Entirely artificial medical nanorobots will one day exist to augment or greatly improve on functions presently carried out by cellular machinery. Long before then, however, we will see the widespread use of modified cells and bacteria, altered to form programmable tools such as drug manufactories that travel to where they are needed and take the appropriate actions in response to local circumstances.
A successful microbial diagnostic or therapeutic agent must to able to detect a particular signal with high fidelity, integrate this signal through precise intracellular circuitry, and respond to this signal at the appropriate level. Researchers have recently described genetic tools that allow the commensal bacterial species B. thetaiotaomicron to efficiently perform all three of these functions. Notably, they show that circuits integrating signal detection, genetic memory, and CRISPR interefence function as expected when engineered B. thetaiotaomicron is introduced into the gut microbiome of mice.
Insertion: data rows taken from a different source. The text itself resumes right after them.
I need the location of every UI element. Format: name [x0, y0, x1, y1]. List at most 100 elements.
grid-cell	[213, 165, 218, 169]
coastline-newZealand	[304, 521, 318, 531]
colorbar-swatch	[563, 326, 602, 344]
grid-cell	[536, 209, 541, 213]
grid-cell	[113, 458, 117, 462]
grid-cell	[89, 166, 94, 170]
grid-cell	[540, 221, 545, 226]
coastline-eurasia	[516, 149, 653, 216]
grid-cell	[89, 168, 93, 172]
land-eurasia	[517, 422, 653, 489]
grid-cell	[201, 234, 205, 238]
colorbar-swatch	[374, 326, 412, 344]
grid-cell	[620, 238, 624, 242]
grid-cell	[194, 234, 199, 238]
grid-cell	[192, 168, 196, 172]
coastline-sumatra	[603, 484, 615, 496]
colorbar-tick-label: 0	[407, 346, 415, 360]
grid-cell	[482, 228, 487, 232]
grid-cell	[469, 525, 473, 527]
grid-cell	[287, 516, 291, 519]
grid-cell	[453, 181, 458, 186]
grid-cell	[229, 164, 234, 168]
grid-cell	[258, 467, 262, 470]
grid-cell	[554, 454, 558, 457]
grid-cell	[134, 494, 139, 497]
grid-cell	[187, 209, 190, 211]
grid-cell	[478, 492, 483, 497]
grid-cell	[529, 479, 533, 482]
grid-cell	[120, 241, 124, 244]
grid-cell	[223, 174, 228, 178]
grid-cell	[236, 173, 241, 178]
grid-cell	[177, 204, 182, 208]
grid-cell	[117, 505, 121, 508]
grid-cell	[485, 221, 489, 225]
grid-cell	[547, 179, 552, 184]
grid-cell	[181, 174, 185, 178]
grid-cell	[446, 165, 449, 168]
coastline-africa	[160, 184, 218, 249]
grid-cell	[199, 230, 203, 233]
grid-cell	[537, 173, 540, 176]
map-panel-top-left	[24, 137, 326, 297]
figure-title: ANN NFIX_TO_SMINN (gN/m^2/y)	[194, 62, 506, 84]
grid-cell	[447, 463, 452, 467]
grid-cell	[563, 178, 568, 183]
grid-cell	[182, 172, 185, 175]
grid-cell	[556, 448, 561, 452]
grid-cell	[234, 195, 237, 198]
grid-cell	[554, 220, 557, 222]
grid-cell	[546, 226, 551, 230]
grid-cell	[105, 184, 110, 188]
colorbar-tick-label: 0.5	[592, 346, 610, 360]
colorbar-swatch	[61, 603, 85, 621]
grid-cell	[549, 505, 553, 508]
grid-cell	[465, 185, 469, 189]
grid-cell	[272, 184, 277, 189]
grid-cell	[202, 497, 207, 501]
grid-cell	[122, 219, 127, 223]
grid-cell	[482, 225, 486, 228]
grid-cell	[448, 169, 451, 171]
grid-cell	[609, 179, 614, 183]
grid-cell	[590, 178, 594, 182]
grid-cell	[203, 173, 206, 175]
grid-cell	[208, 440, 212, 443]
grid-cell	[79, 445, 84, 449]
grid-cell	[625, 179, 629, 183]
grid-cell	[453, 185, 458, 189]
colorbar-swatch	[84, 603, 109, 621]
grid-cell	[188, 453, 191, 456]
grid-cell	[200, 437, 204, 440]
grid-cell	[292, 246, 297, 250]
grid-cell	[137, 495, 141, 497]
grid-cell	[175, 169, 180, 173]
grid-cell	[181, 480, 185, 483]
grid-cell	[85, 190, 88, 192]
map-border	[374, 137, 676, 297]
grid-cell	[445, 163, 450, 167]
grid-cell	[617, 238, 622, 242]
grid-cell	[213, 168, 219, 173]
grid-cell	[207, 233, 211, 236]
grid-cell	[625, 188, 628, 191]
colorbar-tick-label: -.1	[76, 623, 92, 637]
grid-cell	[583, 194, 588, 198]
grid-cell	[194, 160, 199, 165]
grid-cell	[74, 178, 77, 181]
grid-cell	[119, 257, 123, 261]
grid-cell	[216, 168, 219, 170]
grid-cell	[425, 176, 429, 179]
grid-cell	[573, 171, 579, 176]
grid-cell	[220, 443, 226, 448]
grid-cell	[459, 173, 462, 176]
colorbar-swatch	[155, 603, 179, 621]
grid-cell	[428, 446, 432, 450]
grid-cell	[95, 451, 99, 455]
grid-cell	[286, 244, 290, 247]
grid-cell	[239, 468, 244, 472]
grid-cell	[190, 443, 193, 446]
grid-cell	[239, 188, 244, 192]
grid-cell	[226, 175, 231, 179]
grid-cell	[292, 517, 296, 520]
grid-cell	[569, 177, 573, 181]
In the future, one can imagine the use of these mechanisms to tightly regulate the expression of different genes in a biosynthetic gene cluster for a small molecule therapeutic (e.g., an antibiotic), engineered in a microbiome-derived Bacteroides strain. The in vivo expression of this gene cluster could be controlled by the level of a carbohydrate administered in the diet, or preferably, by a specific small molecule produced by the target pathogen itself. Decoupling of the synthesis and secretion of the small molecule (e.g., to reach an effective local therapeutic dose) can be achieved by putting the export machinery under the control of an inducible circuit that responds only to high intracellular levels of the small molecule, or by engineering a time delay between the synthesis and secretion of the molecule. Once the therapeutic effect has been achieved (e.g., the elimination of a pathogen), CRISPR interference can be used to knock down residual expression of the therapeutic genes or to eliminate the chassis itself by targeting an essential gene. This final step could be triggered by a second signal administered in diet, or by the absence of the pathogen-derived small molecule. This entire series of events could be recorded on memory switches and read through analysis of the Bacteroides genome in host feces, providing timely snapshots of what is happening in vivo.
Although it is still early days for its approval, using engineered commensal microbes to produce therapeutic molecules may be preferred over using oral or systemic drugs for several reasons. First, commensals naturally occupy specific niches in the gastrointestinal tract, allowing drug delivery to a very defined site. Subsequently, the dosage needed to obtain a local therapeutic effect would be much lower than needed if orally administered, and many adverse effects could in turn be eliminated. Second, because the production of a therapeutic molecule can be precisely controlled in engineered bacteria, long-term control of diseases can be achieved using a single organism that produces the drug only when needed. Last, using an engineered bacterium to produce and deliver one or more therapeutic molecules could provide an economical alternative to the costly production, formulation, distribution, and storage of drugs. This is even more applicable in the cases where a drug is specially formulated or administered via intramuscular or subcutaneous injection to avoid degradation in the stomach.